19 comments

[ 3.0 ms ] story [ 49.3 ms ] thread
"I was expecting that this would yield an almost perfect result. In fact, the result still needs significant guesswork to decrypt."

I've never heard that substitution ciphers are simple to break using only letter frequencies. It does get you to a point where it makes the guessing a lot easier.

I know plenty of CS undergrads who have broken the substitution cipher a part of a assignment. Saying it isn't trivial just because you couldn't do it foolish.
Did they break it using only single symbol frequency counts? Completely ignoring positional information? Because when a human breaks it by starting with frequency counts and then filling in blanks in words, that's a totally different ball game. Computers can definitely do it, but you need to put in more effort.
He wrote like half the algorithm and then said it didn't work.
Seriously. With a simple genetic algorithm you can do significantly better. Considering 2-grams etc. It's nice that they decided to write up what they "learned" with this simple experiment, but they didn't try very hard. Or look at the literature.
Nobody is disputing that. If you think they are, you have misunderstood the article.
No, he implemented exactly the algorithm, and correctly noticed that it doesn't perfectly reveal the plain text because the letter distribution isn't fixed; it varies around some average.
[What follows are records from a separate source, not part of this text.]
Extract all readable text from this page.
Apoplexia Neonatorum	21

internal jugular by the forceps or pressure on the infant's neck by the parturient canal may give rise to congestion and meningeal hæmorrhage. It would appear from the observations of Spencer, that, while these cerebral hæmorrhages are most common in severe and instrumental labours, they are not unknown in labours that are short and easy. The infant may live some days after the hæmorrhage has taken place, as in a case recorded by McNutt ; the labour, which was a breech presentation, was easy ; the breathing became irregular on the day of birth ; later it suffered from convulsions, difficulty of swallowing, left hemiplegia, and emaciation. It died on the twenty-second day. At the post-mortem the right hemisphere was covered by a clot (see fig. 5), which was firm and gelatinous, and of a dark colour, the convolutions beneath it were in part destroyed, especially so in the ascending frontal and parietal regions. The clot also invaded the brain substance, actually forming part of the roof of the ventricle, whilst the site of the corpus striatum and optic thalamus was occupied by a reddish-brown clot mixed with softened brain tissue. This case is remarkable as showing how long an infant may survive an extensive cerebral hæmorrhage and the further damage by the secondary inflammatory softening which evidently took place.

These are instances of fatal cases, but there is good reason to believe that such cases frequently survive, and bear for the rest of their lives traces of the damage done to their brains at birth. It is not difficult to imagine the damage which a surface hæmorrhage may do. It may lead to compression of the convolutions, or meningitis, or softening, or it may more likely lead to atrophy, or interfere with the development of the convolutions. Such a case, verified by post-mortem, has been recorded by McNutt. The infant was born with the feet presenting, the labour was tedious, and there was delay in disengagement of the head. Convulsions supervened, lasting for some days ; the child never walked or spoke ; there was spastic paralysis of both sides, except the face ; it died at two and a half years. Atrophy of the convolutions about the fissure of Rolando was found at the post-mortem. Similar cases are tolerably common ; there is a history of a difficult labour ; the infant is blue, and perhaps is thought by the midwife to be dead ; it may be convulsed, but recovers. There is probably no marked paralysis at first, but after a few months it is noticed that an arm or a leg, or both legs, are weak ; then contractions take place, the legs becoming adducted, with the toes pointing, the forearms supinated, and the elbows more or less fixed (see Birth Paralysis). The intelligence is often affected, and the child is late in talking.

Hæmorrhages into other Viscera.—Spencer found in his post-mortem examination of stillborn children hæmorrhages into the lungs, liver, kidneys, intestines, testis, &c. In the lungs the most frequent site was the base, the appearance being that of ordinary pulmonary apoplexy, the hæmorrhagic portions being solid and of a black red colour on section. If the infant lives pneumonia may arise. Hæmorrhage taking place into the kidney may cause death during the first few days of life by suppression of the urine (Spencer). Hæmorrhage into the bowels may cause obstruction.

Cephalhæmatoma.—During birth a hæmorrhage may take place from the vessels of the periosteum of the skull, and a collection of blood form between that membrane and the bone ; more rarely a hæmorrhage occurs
A human would put in the top few letters and work out the rest with knowledge of english _words_, not with the rest of the letter distribution.

If you'd like to play with this yourself, it's #6 in the cryptopals challenges:

http://cryptopals.com/sets/1/challenges/6

I agree with the author: it's conceptually very simple, but a little tricky to code, even in the simplest case where you're relying on simple letter frequencies. You could probably do 10 good challenges on different ways to attack this problem, and towards the end you'd be getting into somewhat serious cryptanalysis: for instance, look at what Patterson and Al Fardan did with RC4.

The problems in set 1 are a little different, though. You get the important hint (which the author was missing) to use letter frequencies for a fitness function. But the cryptopals set 1 ciphers have tiny keyspaces that are easily searched exhaustively - a substitution cipher in general doesn't. To solve the author's problem you need to re-invent something like stochastic hill climbing.
Many misunderstand the classical lesson as "substitution ciphers are trivially broken by symbol frequency analysis", which isn't the point.

The point is to illustrate a property of a cipher that leaks information, in this case the symbol frequencies because the cipher preserves them. This is information that we don't normally consider valuable when working with plaintexts, but for crypto it's enormously valuable (i.e. it leaks a lot of information).

Does anyone know the history of where the word "trivial" started being used to mean "easy" instead of as "unimportant", like the author does here?

It drives me crazy - but perhaps I'm the one that's wrong. Is it correct to use "trivial" to mean "easy"?

I keep thinking it comes from people misunderstanding the meaning of "non-trivial", as in complex

When a math paper or textbook regards a proof as trivial, do they really mean "unimportant"?

Not being a native English speaker, that's where I got the impression that trivial meant easy/straightforward.

It literally means "of the trivium" (grammar, logic/dialectic and rhetoric) , or, more broadly, that which can be arrived at by straightforward argument, without further specialized knowledge (covered in the quadrivium). It can, but doesn't necessarily, mean either easy or unimportant. Is identity merely unimportant, or is it also easy? Is a long chain of logic either easy or unimportant merely because it's trivial?
In math, the word is used pretty much as a synonym for 'obvious'. But if you understand something well, it is obvious to you, which is why many results are called trivial by those who understand them.

A math professor I had once took a very, very long time to think about a question. After that, his first response was 'that is trivial', after which a quite long explanation followed.

Well, there are reasons why there are dictionaries and ethimology dictionaries: http://www.thefreedictionary.com/trivial http://www.etymonline.com/index.php?term=trivial it has usually two slightly different meanings, adopted more or less at the same time at the end of the 16th century in English. The actual meaning is not (in this context) "unimportant" and not exactly "easy", but rather - as I see it slightly different - "simple" in the sense of "commonplace" or rather "at the reach of the ordinary people". As well, non-trivial does not IMHO really mean "complex" but rather "beyond the reach of the ordinary people" or "needing some non-common reasoning or tools/methods to be reached", it is almost the same, but not exactly the same.
>"In fact, the result still needs significant guesswork to decrypt."

I have never heard anyone other than the author of this piece suggest otherwise. Ironically, this result is trivial. That said, I have a pretty serious classical crypto habit, so my conception of what constitutes 'crypto folklore' may be poorly calibrated.